2020-12-01, 06:03 PM
(Ten post był ostatnio modyfikowany: 2020-12-01, 06:20 PM przez mateusz.
Powód edycji: formatowanie
)
Cytat: Z tego co wyczytałem z twojego linka, to Theodosius Dobzhansky wprowadził syntetyczną teorię ewolucji, kolejny odłam który skupia się na mechanizmach ewolucji, bezpośrednio nie analizuje pochodzenia ziemi i świata, tylko co się już dzieje po stworzeniu tego wszystkiego, dlatego można powiedzieć, że pośrednio z niej nie wynika potwierdzanie lub negowanie istnienia Boga.
Syntetyczna teoria ewolucji to nie był żaden "kolejny odłam", tylko główny nurt nauki. To co miałeś w szkole na biologii to właśnie uproszczona wersja tego, co wyrosło z poglądów i badań Dobrzańskiego.
Cytat:Gdzie jest w tym wszystkim rola Boga? Gdzie jest Bóg w ewolucji?
Jaka jest rola Boga w gotowaniu pierogów? Jeśli żadna - to czy to znaczy, że gotując pierogi, neguję istnienie Boga?
Logika po prostu tak nie działa. Ani gotowanie pierogów, ani teoria ewolucji, nie mają nic wspólnego z istnieniem Boga.
Cytat:To zdanie właśnie wskazuje i potwierdza, że "odkrycia" ewolucji przeszkadzały(lub będą przeszkadzały) w tym co jest napisane w Księdze Rodzaju według Augustyna, więc Augustyn postanowił zmienić znaczenie/intepretacje Biblii(czyli swoje wcześniejsze jej rozumienie) i dopasować ją do natchodzącej nauki zwanej ewolucja....... Tak właśnie wygląda Tradycja(wiara opierająca się na wnioskach/wymysłach ludzi) w Kościele, ludzie dopasowują się do twierdzeń tego świata(w ogóle do świata), zamiast spróbować lepiej zrozumieć Boga w Jego słowie.....

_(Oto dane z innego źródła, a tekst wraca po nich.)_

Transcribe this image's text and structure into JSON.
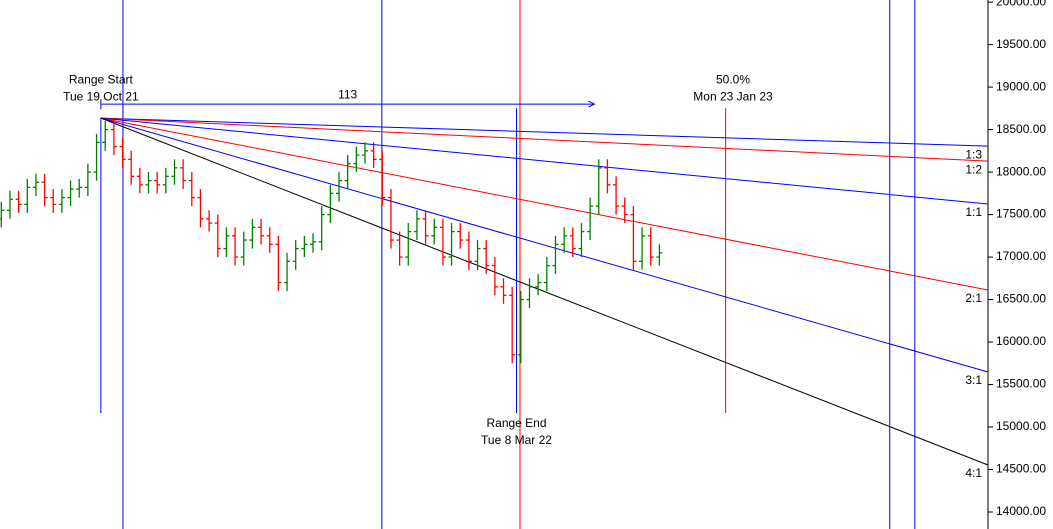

Więc sam dałeś argument, że ewolucja jednak przeszkadza wierze chrześcijańskiej.......... Ale wystarczy, że chrześcijaństwo tylko dopasuje sprzeczności w swoich Świętych Pismach do nauki i wszystko będzie "grało".... no nie na tym polega chrześcijaństwo i ich wiara w Słowo Boże.
Tylko jeśli założysz, że dosłowna interpretacja Księgi Rodzaju jest jedyną dopuszczalną. Ale skąd wziąłeś to założenie? W Biblii go nie ma. Moim zdaniem wziąłeś to od ludzi, jest to element tradycji twojego wyznania, zaczerpniętej od fundamentalistów chrześcijańskich.

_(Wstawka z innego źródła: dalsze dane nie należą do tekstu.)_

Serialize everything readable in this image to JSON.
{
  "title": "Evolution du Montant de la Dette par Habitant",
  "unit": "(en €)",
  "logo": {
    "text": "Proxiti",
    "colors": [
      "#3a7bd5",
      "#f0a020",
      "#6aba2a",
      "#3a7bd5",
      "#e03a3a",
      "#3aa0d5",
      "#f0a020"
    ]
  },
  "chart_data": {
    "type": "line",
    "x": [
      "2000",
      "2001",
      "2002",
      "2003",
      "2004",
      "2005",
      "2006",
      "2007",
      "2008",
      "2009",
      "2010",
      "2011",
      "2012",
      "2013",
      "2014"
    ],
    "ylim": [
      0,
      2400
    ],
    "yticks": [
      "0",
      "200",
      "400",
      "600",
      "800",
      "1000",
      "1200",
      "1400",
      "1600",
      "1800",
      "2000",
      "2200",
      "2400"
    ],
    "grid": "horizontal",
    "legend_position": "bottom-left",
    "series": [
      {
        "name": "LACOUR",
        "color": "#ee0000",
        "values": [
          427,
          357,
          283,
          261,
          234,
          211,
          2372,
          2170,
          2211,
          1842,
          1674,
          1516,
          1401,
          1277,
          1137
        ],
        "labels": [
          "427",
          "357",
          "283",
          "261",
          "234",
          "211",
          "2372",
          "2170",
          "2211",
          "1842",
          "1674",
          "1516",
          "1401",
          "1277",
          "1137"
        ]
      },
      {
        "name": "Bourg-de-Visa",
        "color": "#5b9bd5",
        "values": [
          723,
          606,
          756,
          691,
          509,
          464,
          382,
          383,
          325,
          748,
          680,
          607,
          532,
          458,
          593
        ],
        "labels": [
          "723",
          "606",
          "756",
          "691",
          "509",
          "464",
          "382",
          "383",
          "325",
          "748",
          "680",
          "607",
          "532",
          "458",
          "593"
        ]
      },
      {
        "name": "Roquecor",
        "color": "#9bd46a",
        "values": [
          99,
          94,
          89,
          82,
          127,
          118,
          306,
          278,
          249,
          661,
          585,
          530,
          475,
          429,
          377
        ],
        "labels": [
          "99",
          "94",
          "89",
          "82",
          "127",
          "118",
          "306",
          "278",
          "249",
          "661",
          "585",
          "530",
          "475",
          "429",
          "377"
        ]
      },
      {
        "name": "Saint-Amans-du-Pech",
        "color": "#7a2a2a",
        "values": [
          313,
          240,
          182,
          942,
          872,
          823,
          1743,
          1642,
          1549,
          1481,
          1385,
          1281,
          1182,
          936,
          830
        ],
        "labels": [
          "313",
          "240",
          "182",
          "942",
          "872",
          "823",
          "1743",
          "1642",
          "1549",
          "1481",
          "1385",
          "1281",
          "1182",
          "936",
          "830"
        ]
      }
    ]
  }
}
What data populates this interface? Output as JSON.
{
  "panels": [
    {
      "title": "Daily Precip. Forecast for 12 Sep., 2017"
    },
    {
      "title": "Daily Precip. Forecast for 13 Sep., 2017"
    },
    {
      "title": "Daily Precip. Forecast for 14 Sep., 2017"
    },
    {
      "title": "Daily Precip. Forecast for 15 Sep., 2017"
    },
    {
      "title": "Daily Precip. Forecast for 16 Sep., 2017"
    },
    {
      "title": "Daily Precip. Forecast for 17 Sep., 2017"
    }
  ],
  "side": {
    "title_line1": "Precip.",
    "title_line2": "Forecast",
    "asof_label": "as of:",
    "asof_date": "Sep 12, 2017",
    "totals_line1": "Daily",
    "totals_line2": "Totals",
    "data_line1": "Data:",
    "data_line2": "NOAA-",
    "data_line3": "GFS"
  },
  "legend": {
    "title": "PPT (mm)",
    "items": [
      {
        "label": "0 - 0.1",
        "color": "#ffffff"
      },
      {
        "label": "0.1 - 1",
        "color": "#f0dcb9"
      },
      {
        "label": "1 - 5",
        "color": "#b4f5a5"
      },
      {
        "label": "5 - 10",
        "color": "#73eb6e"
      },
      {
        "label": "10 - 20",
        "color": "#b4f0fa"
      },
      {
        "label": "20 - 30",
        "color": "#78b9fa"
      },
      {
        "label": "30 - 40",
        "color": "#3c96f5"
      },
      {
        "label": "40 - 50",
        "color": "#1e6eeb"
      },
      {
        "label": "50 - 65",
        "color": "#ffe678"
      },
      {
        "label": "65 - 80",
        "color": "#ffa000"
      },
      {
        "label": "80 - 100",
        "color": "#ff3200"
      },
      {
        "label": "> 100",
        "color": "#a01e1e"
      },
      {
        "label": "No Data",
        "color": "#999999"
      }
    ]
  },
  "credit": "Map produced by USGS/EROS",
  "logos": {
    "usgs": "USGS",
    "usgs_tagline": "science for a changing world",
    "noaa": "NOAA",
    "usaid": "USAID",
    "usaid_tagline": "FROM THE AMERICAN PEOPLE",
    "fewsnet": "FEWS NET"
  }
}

Tego założenia nie było u Żydów, nie było go ani u Ojców Kościoła, ani u Lutra i innych działaczy Reformacji nawet radykalnej, ani nigdzie indziej - pojawia się dopiero w XVIII wieku, pod wpływem polemik fundamentalistów z naukowcami i na początku istnieje głównie w USA.
Sam Jezus ciągle posługuje się porównaniami, metaforami, fikcyjnymi historiami. Dlaczego w ST miałoby to wyglądać inaczej?

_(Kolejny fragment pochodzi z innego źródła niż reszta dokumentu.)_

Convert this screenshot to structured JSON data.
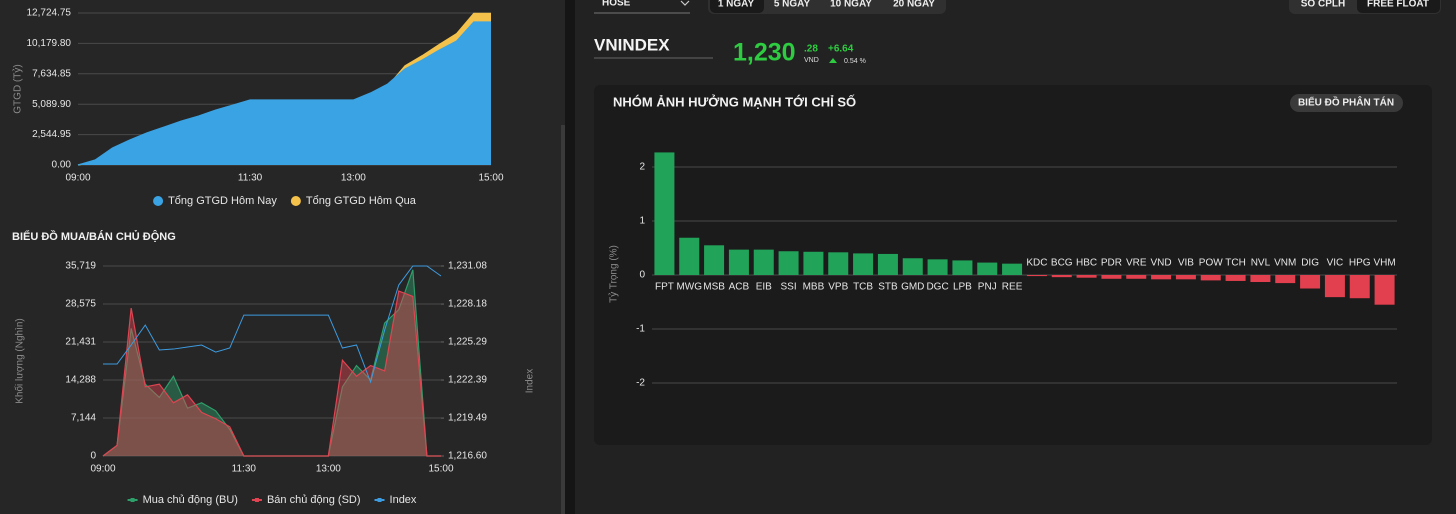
{
  "header": {
    "exchange": "HOSE",
    "periods": [
      "1 NGAY",
      "5 NGAY",
      "10 NGAY",
      "20 NGAY"
    ],
    "weight_modes": [
      "SO CPLH",
      "FREE FLOAT"
    ],
    "index_name": "VNINDEX",
    "price_int": "1,230",
    "price_dec": ".28",
    "currency": "VND",
    "change": "+6.64",
    "change_pct": "0.54 %",
    "scatter_button": "BIỂU ĐỒ PHÂN TÁN"
  },
  "chart_data": [
    {
      "type": "area",
      "ylabel": "GTGD (Tỷ)",
      "categories": [
        "09:00",
        null,
        null,
        null,
        null,
        null,
        null,
        null,
        null,
        null,
        "11:30",
        null,
        null,
        null,
        null,
        null,
        "13:00",
        null,
        null,
        null,
        null,
        null,
        null,
        null,
        "15:00"
      ],
      "series": [
        {
          "name": "Tổng GTGD Hôm Qua",
          "color": "#f4c24a",
          "values": [
            0,
            250,
            1100,
            1750,
            2300,
            2800,
            3300,
            3700,
            4200,
            4600,
            5000,
            5000,
            5000,
            5000,
            5000,
            5000,
            5000,
            5700,
            6600,
            8300,
            9150,
            10100,
            11000,
            12700,
            12700
          ]
        },
        {
          "name": "Tổng GTGD Hôm Nay",
          "color": "#3aa3e3",
          "values": [
            0,
            420,
            1420,
            2090,
            2680,
            3180,
            3680,
            4100,
            4600,
            5020,
            5440,
            5440,
            5440,
            5440,
            5440,
            5440,
            5440,
            6030,
            6780,
            8040,
            8790,
            9630,
            10380,
            11970,
            11970
          ]
        }
      ],
      "legend_order": [
        1,
        0
      ],
      "legend": "bottom",
      "legend_marker": "circle",
      "fill_opacity": 1,
      "grid": true,
      "ylim": [
        0,
        12724.75
      ],
      "yticks": [
        {
          "value": 0,
          "label": "0.00"
        },
        {
          "value": 2544.95,
          "label": "2,544.95"
        },
        {
          "value": 5089.9,
          "label": "5,089.90"
        },
        {
          "value": 7634.85,
          "label": "7,634.85"
        },
        {
          "value": 10179.8,
          "label": "10,179.80"
        },
        {
          "value": 12724.75,
          "label": "12,724.75"
        }
      ]
    },
    {
      "type": "area",
      "title": "BIỂU ĐỒ MUA/BÁN CHỦ ĐỘNG",
      "ylabel": "Khối lượng (Nghìn)",
      "y2label": "Index",
      "categories": [
        "09:00",
        null,
        null,
        null,
        null,
        null,
        null,
        null,
        null,
        null,
        "11:30",
        null,
        null,
        null,
        null,
        null,
        "13:00",
        null,
        null,
        null,
        null,
        null,
        null,
        null,
        "15:00"
      ],
      "series": [
        {
          "name": "Mua chủ động (BU)",
          "color": "#2e9e6a",
          "values": [
            0,
            2000,
            24000,
            13500,
            11000,
            15000,
            9000,
            10000,
            8500,
            5000,
            0,
            0,
            0,
            0,
            0,
            0,
            0,
            13000,
            17000,
            14300,
            25000,
            27500,
            35000,
            0,
            0
          ]
        },
        {
          "name": "Bán chủ động (SD)",
          "color": "#e04452",
          "values": [
            0,
            2000,
            27800,
            13000,
            13500,
            10000,
            11500,
            8200,
            7000,
            5500,
            0,
            0,
            0,
            0,
            0,
            0,
            0,
            18000,
            15000,
            17000,
            16000,
            31000,
            30000,
            0,
            0
          ]
        },
        {
          "name": "Index",
          "color": "#3d9be0",
          "axis": "y2",
          "values": [
            1223.61,
            1223.61,
            1225.06,
            1226.58,
            1224.68,
            1224.75,
            1224.91,
            1225.06,
            1224.52,
            1224.83,
            1227.34,
            1227.34,
            1227.34,
            1227.34,
            1227.34,
            1227.34,
            1227.34,
            1224.83,
            1225.06,
            1222.24,
            1226.2,
            1229.63,
            1231.08,
            1231.08,
            1230.32
          ]
        }
      ],
      "legend_order": [
        0,
        1,
        2
      ],
      "legend": "bottom",
      "legend_marker": "line",
      "fill_opacity": 0.45,
      "grid": true,
      "ylim": [
        0,
        35719
      ],
      "yticks": [
        0,
        {
          "value": 7144,
          "label": "7,144"
        },
        {
          "value": 14288,
          "label": "14,288"
        },
        {
          "value": 21431,
          "label": "21,431"
        },
        {
          "value": 28575,
          "label": "28,575"
        },
        {
          "value": 35719,
          "label": "35,719"
        }
      ],
      "y2lim": [
        1216.6,
        1231.08
      ],
      "y2ticks": [
        {
          "value": 1216.6,
          "label": "1,216.60"
        },
        {
          "value": 1219.49,
          "label": "1,219.49"
        },
        {
          "value": 1222.39,
          "label": "1,222.39"
        },
        {
          "value": 1225.29,
          "label": "1,225.29"
        },
        {
          "value": 1228.18,
          "label": "1,228.18"
        },
        {
          "value": 1231.08,
          "label": "1,231.08"
        }
      ]
    },
    {
      "type": "bar",
      "title": "NHÓM ẢNH HƯỞNG MẠNH TỚI CHỈ SỐ",
      "ylabel": "Tỷ Trọng (%)",
      "categories": [
        "FPT",
        "MWG",
        "MSB",
        "ACB",
        "EIB",
        "SSI",
        "MBB",
        "VPB",
        "TCB",
        "STB",
        "GMD",
        "DGC",
        "LPB",
        "PNJ",
        "REE",
        "KDC",
        "BCG",
        "HBC",
        "PDR",
        "VRE",
        "VND",
        "VIB",
        "POW",
        "TCH",
        "NVL",
        "VNM",
        "DIG",
        "VIC",
        "HPG",
        "VHM"
      ],
      "values": [
        2.27,
        0.69,
        0.55,
        0.47,
        0.47,
        0.44,
        0.43,
        0.42,
        0.4,
        0.39,
        0.31,
        0.29,
        0.27,
        0.23,
        0.21,
        -0.02,
        -0.04,
        -0.05,
        -0.07,
        -0.07,
        -0.08,
        -0.08,
        -0.1,
        -0.11,
        -0.13,
        -0.15,
        -0.25,
        -0.41,
        -0.43,
        -0.55
      ],
      "color": "#22a35a",
      "negative_color": "#e2404e",
      "grid": true,
      "ylim": [
        -2,
        2.4
      ],
      "yticks": [
        -2,
        -1,
        0,
        1,
        2
      ]
    }
  ]
}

Edit, bo mi się przypomniało:
A wiesz co jest najlepsze? Sami Ewangeliści nie stosowali zasady literalnej interpretacji Pisma.
Mt 2:14-15: On wstał, wziął w nocy Dziecię i Jego Matkę i udał się do Egiptu; tam pozostał aż do śmierci Heroda. Tak miało się spełnić słowo, które Pan powiedział przez Proroka: Z Egiptu wezwałem Syna mego.
to cytat z Oz 11:1-2:
Miłowałem Izraela, gdy jeszcze był dzieckiem,
i syna swego wezwałem z Egiptu.
Im bardziej ich wzywałem,
tym dalej odchodzili ode Mnie,
a składali ofiary Baalom
i bożkom palili kadzidła.
Słowa Ozeasza dosłownie dotyczą wyjścia Żydów z Egiptu i ich późniejszego odwrócenia się od Boga. Ewangelista natomiast symbolicznie interpretuje je jako proroctwo o Mesjaszu.
Jeśli przeanalizujesz pozostałe cytaty z ST w tej Ewangelii, to zobaczysz, że większość proroctw działa w taki sam sposób. Niedosłownie.